Differential interaction scoring approach identified virus-specific and shared interactions.

The researchers developed and compared three different coronavirus-host protein-protein interaction maps to identify and study pan-coronavirus molecular mechanisms. They used the quantitative differential interaction scoring (DIS) approach to identify virus-specific and shared interactions among different coronaviruses. They also systematically performed subcellular localization analysis with tagged viral proteins and antibodies that target specific proteins of
SARS-CoV-2.

The researchers identified key molecular mechanisms and potential therapeutic treatments by combining genetically validated host factors with genetic data from COVID-19 patients and medical records. Their results showed that protein localization could differ when individually expressed viral proteins are compared with that same protein's localization during infection. This may be due to many factors, including tagging-driven miss-location, localization changes due to interaction partners, or cellular compartments specific to the infection.

“Replication in other patient cohorts and further work will be needed to see if there is therapeutic value in these connections, but at the very least we have demonstrated a strategy wherein protein network analyses can be used to make testable predictions from real-world, clinical information.”

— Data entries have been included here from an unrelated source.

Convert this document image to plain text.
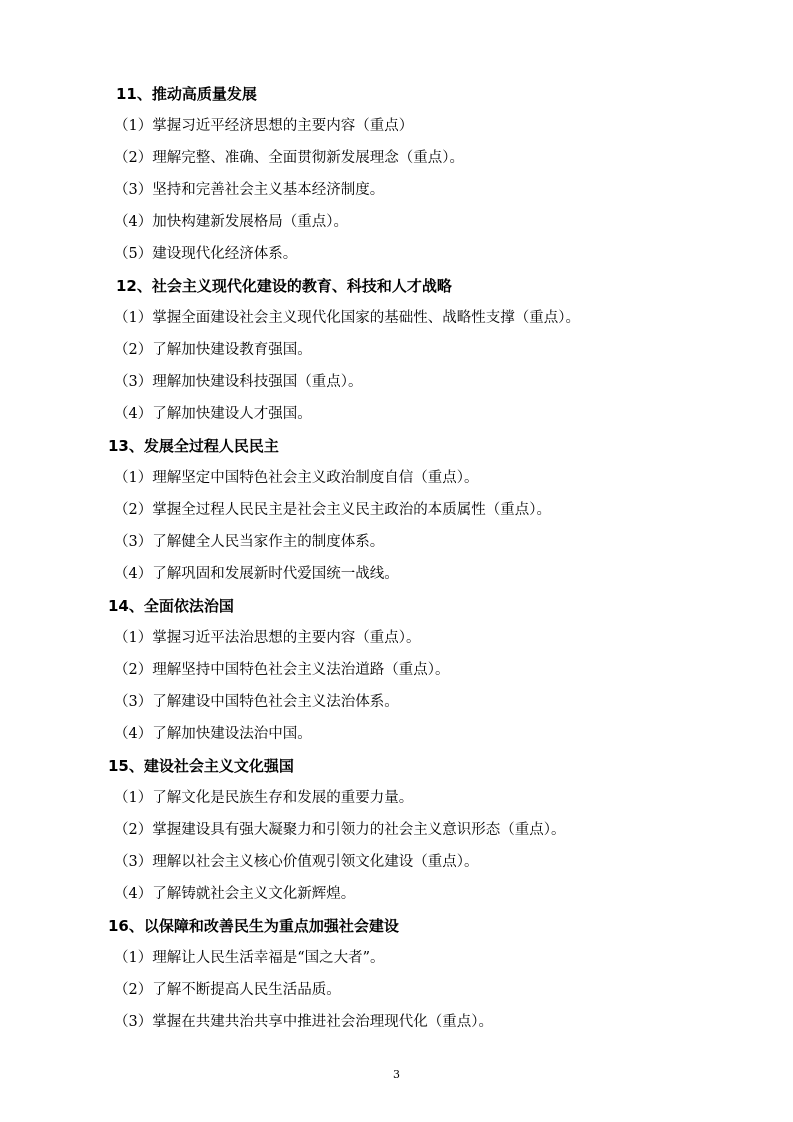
11、推动高质量发展
（1）掌握习近平经济思想的主要内容（重点）
（2）理解完整、准确、全面贯彻新发展理念（重点）。
（3）坚持和完善社会主义基本经济制度。
（4）加快构建新发展格局（重点）。
（5）建设现代化经济体系。
12、社会主义现代化建设的教育、科技和人才战略
（1）掌握全面建设社会主义现代化国家的基础性、战略性支撑（重点）。
（2）了解加快建设教育强国。
（3）理解加快建设科技强国（重点）。
（4）了解加快建设人才强国。
13、发展全过程人民民主
（1）理解坚定中国特色社会主义政治制度自信（重点）。
（2）掌握全过程人民民主是社会主义民主政治的本质属性（重点）。
（3）了解健全人民当家作主的制度体系。
（4）了解巩固和发展新时代爱国统一战线。
14、全面依法治国
（1）掌握习近平法治思想的主要内容（重点）。
（2）理解坚持中国特色社会主义法治道路（重点）。
（3）了解建设中国特色社会主义法治体系。
（4）了解加快建设法治中国。
15、建设社会主义文化强国
（1）了解文化是民族生存和发展的重要力量。
（2）掌握建设具有强大凝聚力和引领力的社会主义意识形态（重点）。
（3）理解以社会主义核心价值观引领文化建设（重点）。
（4）了解铸就社会主义文化新辉煌。
16、以保障和改善民生为重点加强社会建设
（1）理解让人民生活幸福是“国之大者”。
（2）了解不断提高人民生活品质。
（3）掌握在共建共治共享中推进社会治理现代化（重点）。
3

These differences are crucial caveats of host-viral interaction studies performed using tagged expressed proteins. However, this work and previous studies show how these observations are critical for identifying host targeted processes and appropriate drug targets. The authors feel that their results are significant enough to merit further molecular and clinical studies.

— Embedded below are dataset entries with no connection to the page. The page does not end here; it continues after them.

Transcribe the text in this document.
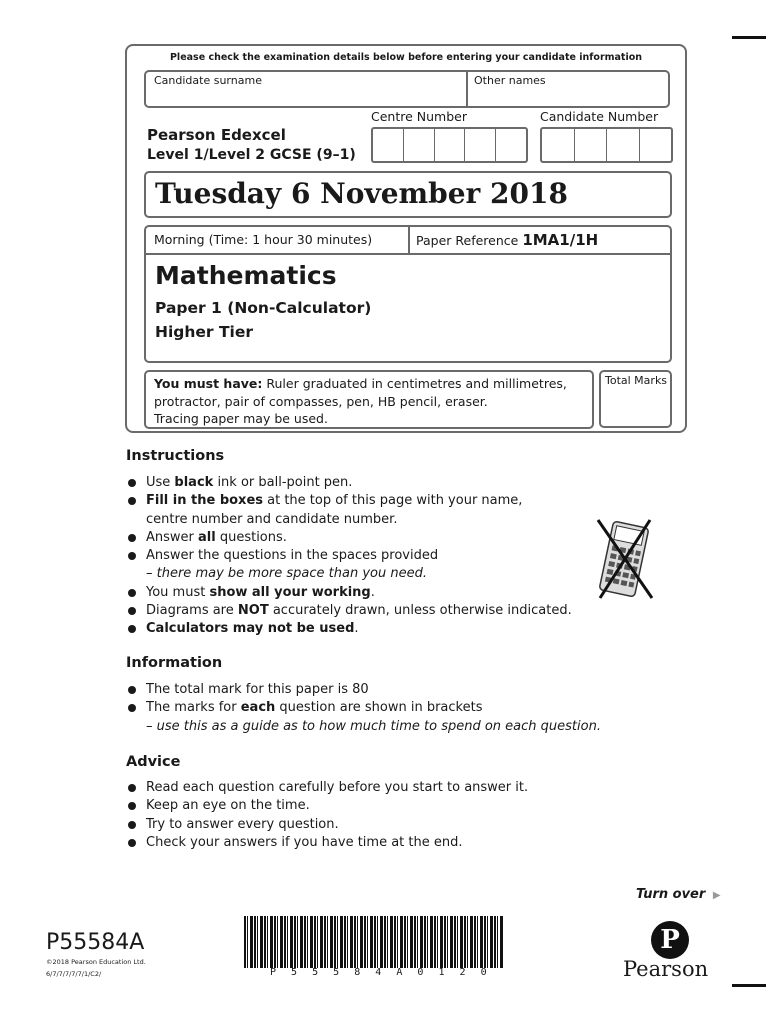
Please check the examination details below before entering your candidate information
Candidate surname	Other names
Pearson Edexcel
Level 1/Level 2 GCSE (9–1)
Centre Number	Candidate Number
Tuesday 6 November 2018
Morning (Time: 1 hour 30 minutes)	Paper Reference 1MA1/1H
Mathematics
Paper 1 (Non-Calculator)
Higher Tier
You must have: Ruler graduated in centimetres and millimetres,
protractor, pair of compasses, pen, HB pencil, eraser.
Tracing paper may be used.
Total Marks
Instructions
Use black ink or ball-point pen.
Fill in the boxes at the top of this page with your name,
centre number and candidate number.
Answer all questions.
Answer the questions in the spaces provided
– there may be more space than you need.
You must show all your working.
Diagrams are NOT accurately drawn, unless otherwise indicated.
Calculators may not be used.
Information
The total mark for this paper is 80
The marks for each question are shown in brackets
– use this as a guide as to how much time to spend on each question.
Advice
Read each question carefully before you start to answer it.
Keep an eye on the time.
Try to answer every question.
Check your answers if you have time at the end.
Turn over ▶
P55584A
©2018 Pearson Education Ltd.
6/7/7/7/7/7/1/C2/	P  5  5  5  8  4  A  0  1  2  0
P
Pearson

An integrative approach to analyze and understand coronavirus infection

Overall, the researchers described a collaborative and integrative approach to study and interpret coronavirus infection and identify targeted mechanisms that can be of high relevance for other coronavirus family viruses. They used various techniques from proteomics, virology, cell biology, genetics, biochemistry, structural biology, and clinical and genomic information to offer a holistic view of the interactions of SARS-CoV-2 and other coronaviruses with the infected host cells. The researchers strongly recommend using such an integrative approach to study other infectious agents and other disease areas.

“Although a careful analysis of the relative benefits and risks of typical antipsychotics should be undertaken before considering prospective studies or interventions, these data and analysis demonstrate how molecular information can be translated into real-world implications for the treatment of COVID-19, an approach that can ultimately be applied to other diseases in the future.”